Traceback (most recent call last):
  File "C:\Users\Richmond\Desktop\personal\codes\day2daytask\pdfstuff\pdftools.py", line 94, in <module>
    func_dict[args.functions](convert2pdf, savepath)
  File "C:\Users\Richmond\Desktop\personal\codes\day2daytask\pdfstuff\pdftools.py", line 38, in pdftodocx
    cv.convert(savelocation)  # Converts all pages by default
  File "C:\Users\Richmond\AppData\Local\Programs\Python\Python310\lib\site-packages\pdf2docx\converter.py", line 329, in convert
    self.parse(start, end, pages, **settings).make_docx(docx_filename, **settings)
  File "C:\Users\Richmond\AppData\Local\Programs\Python\Python310\lib\site-packages\pdf2docx\converter.py", line 112, in parse 
    return self.load_pages(start, end, pages) \
  File "C:\Users\Richmond\AppData\Local\Programs\Python\Python310\lib\site-packages\pdf2docx\converter.py", line 153, in parse_document
    self._pages.parse(self.fitz_doc, **kwargs)
  File "C:\Users\Richmond\AppData\Local\Programs\Python\Python310\lib\site-packages\pdf2docx\page\Pages.py", line 37, in parse 
    raw_page.restore(**settings)
  File "C:\Users\Richmond\AppData\Local\Programs\Python\Python310\lib\site-packages\pdf2docx\common\share.py", line 226, in inner
    objects = func(*args, **kwargs)
  File "C:\Users\Richmond\AppData\Local\Programs\Python\Python310\lib\site-packages\pdf2docx\page\RawPage.py", line 66, in restore
    raw_dict = self.extract_raw_dict(**settings)
  File "C:\Users\Richmond\AppData\Local\Programs\Python\Python310\lib\site-packages\pdf2docx\page\RawPageFitz.py", line 36, in extract_raw_dict
    shapes, images =  self._preprocess_shapes(**settings)
  File "C:\Users\Richmond\AppData\Local\Programs\Python\Python310\lib\site-packages\pdf2docx\page\RawPageFitz.py", line 124, in _preprocess_shapes
    return paths.to_shapes_and_images(
  File "C:\Users\Richmond\AppData\Local\Programs\Python\Python310\lib\site-packages\pdf2docx\shape\Paths.py", line 97, in to_shapes_and_images
    iso_shapes.extend(self.to_shapes())
  File "C:\Users\Richmond\AppData\Local\Programs\Python\Python310\lib\site-packages\pdf2docx\shape\Paths.py", line 72, in to_shapes
    shapes.extend(path.to_shapes())
  File "C:\Users\Richmond\AppData\Local\Programs\Python\Python310\lib\site-packages\pdf2docx\shape\Path.py", line 338, in to_shapes
    iso_shapes.extend(self._to_fills(fill_color))
  File "C:\Users\Richmond\AppData\Local\Programs\Python\Python310\lib\site-packages\pdf2docx\shape\Path.py", line 366, in _to_fills
    fills.append(segments.to_fill(color))
  File "C:\Users\Richmond\AppData\Local\Programs\Python\Python310\lib\site-packages\pdf2docx\shape\Path.py", line 228, in to_fill
    'color': rgb_value(color)
  File "C:\Users\Richmond\AppData\Local\Programs\Python\Python310\lib\site-packages\pdf2docx\common\share.py", line 170, in rgb_value
    num = len(components)
TypeError: object of type 'NoneType' has no len()

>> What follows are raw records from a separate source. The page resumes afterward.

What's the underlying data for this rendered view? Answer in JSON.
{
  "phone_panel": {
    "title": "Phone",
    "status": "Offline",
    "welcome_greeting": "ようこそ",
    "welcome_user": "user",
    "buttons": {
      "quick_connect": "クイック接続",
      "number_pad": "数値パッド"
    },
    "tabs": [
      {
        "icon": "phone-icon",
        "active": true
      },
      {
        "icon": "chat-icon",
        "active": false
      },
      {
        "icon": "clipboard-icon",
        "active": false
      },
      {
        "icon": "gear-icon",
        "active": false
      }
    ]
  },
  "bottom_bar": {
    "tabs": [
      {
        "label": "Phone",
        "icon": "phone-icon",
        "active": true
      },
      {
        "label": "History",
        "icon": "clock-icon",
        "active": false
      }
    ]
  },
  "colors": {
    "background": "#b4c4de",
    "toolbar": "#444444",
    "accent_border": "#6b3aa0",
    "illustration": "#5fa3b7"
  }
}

more info of the document; consist of images inside PDF which I think is the reason for the above error. wait.... are images not supported?

Awaiting for assistance which I hope comes soon HAHA

my pdf2docx version is as follows pdf2docx==0.5.6

dothinking commented 9 months ago

Awaiting for assistance which I hope comes soon HAHA

Sorry for the late reply coming half of a year later. If you're still working for this topic, a test file will be much appreciated. 🤣 Or, refer to #202 for a workaround.